We begin in Northfield where after years of knocking on the door, the Norwich women's hockey team busted it down yet again. The Cadets ended a 13-game winless streak against Plattsburgh before the New Year and carried the momentum all the way to a 25-1-3 campaign and home ice advantage for the D3 Frozen Four in March. Norwich rolled Hamline in the semifinals, then got a winner from Sophie McGovern in the final minutes of the national championship game to beat Elmira 2-1 and claim the program's second NCAA title.
On the other side of Kreitzberg arena, the men's team saw the end of an era. After nearly 500 wins, 12 trips to the Frozen Four, and four national titles over 23 years, Cadet head coach Mike McShane announced his retirement in June.
McShane has been replaced by former UMass-Lowell assistant Cam Ellsworth, and the Cadets sit at 6-4-1 in his first season, just outside the national rankings.
In other highlights, Norwich men's lax team made it to the GNAC final for the first time in 5 years, and the Cadet football team dominated Castleton to reclaim the Maple Sap Bucket.
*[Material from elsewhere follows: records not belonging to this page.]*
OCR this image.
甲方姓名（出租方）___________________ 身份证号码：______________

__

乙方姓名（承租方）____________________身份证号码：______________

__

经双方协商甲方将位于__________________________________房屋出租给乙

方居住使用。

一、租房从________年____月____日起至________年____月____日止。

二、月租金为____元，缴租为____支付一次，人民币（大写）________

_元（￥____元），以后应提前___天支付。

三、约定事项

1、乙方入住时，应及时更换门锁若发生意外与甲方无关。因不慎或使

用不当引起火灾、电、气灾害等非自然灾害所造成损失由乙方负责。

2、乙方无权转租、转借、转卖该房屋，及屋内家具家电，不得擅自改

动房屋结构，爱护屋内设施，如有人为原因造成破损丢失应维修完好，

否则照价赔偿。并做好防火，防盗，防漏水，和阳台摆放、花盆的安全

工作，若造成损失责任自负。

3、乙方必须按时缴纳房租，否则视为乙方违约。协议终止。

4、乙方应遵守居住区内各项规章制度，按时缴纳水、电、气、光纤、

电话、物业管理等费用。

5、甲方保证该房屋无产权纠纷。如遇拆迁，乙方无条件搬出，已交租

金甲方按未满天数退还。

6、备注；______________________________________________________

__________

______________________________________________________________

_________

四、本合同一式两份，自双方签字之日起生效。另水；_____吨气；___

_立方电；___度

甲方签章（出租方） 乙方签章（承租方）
Speaking of Castleton, a pair of the school's programs continued remarkable streaks in 2018. For the fifth consecutive year, the Spartan baseball team ran rampant over the North Atlantic conference, capping off yet another tournament championship with a comically dominant 22-5 win over NEC. A pair of CVU grads, Davis Mikell and Deegan Poland, played large roles and were all-conference selections
For the women's lacrosse team, it was seven straight NAC titles as they downed Colby-Sawyer in a hard fought title game. Emily Cross, a Shaftsbury native and Mt. Anthony alumna, led the way with four tallies in the win. But neither the women's lax nor baseball teams will get the chance to defend their North Atlantic Conference titles this coming Spring, as Castleton moved its athletic programs to the Little East conference ahead of the 2018-19 school year.
Across the lake, Plattsburgh's women's hockey team saw it's remarkable run of four straight national titles end at the Frozen Four last March, but the Cardinals have rebounded early this season and sit 2nd in the country in the most recent USHCO poll
Meanwhile down in the Upper Valley, Dartmouth had a great 2018. The Big Green ski team claimed a second consecutive EISA championship and placed third at the NCAA championships with Katherine Ogden leading the way. The then-freshman became the first Dartmouth skier in 56 years to sweep the Nordic events and claim multiple national titles in the same year. Tanguy Nef and Brian McLaughlin were no slouches, as they won the men's slalom and GS individual titles respectively.
And the Dartmouth football team had one of the best seasons in school history, finishing at 9-1 with eight of those victories coming by double-digit margins. Isaih Swann was a first team FCS All-American for Dartmouth by racking up nine interceptions. But the Big Green lost a late-fourth quarter lead against Princeton in November, costing them a perfect season...and as it turned out, the Ivy League title. Dartmouth became just the second Ivy team to ever win nine games and not earn at least a share of the conference crown as Princeton finished undefeated.
And then...there was Middlebury. The Panthers women's hockey team became the first to ever win three-straight NESCAC titles by taking down Amherst in the conference title game. Unfortunately for Midd, they ran into a local rival in the quarterfinals for the second straight year, seeing their season end at the hands of Plattsburgh
In May the men's and women's tennis teams both made trips to California for the final four. The men ended up winning the whole darn thing as they beat conference rival Bowdoin! It was the program's third national title in 15 years.
After a weather delay pushed the D3 women's lacrosse national championship game to Memorial Day, the Panther women came oh so close to claiming their second NCAA title in three years. The Panthers went through Gettysburg to win that 2016 title, but the Bullets got their revenge this year with an 11-9 victory.
The women's soccer team went farther then ever before in the fall of 2018, winning just their fourth ever NESCAC title by avenging their lone regular season loss against Williams. The Panthers scratched and clawed their way through the NCAA tournament, using penalties and second half winners to reach their first national title game. Up against the Ephs of Williams one more time in the national championship game, Midd caught a break with a 78th minute Eph own goal to force OT, but fell 3-2 in the shootout as Clare Robinson was denied in the final round.
But Midd did add one more natty to the trophy case this Fall. For the third time in four years, the field hockey team ran roughshod over the rest of the country, dropping just one game against 21 wins while averaging more than 4 goals for and fewer than one against per game. The Panthers capped off their season with a third win of the year over NESCAC rival Tufts in the NCAA title game. Across all sports, it was the 37th national title in the last quarter century for the school, and if this year was any indication, that number will likely rise in 2019.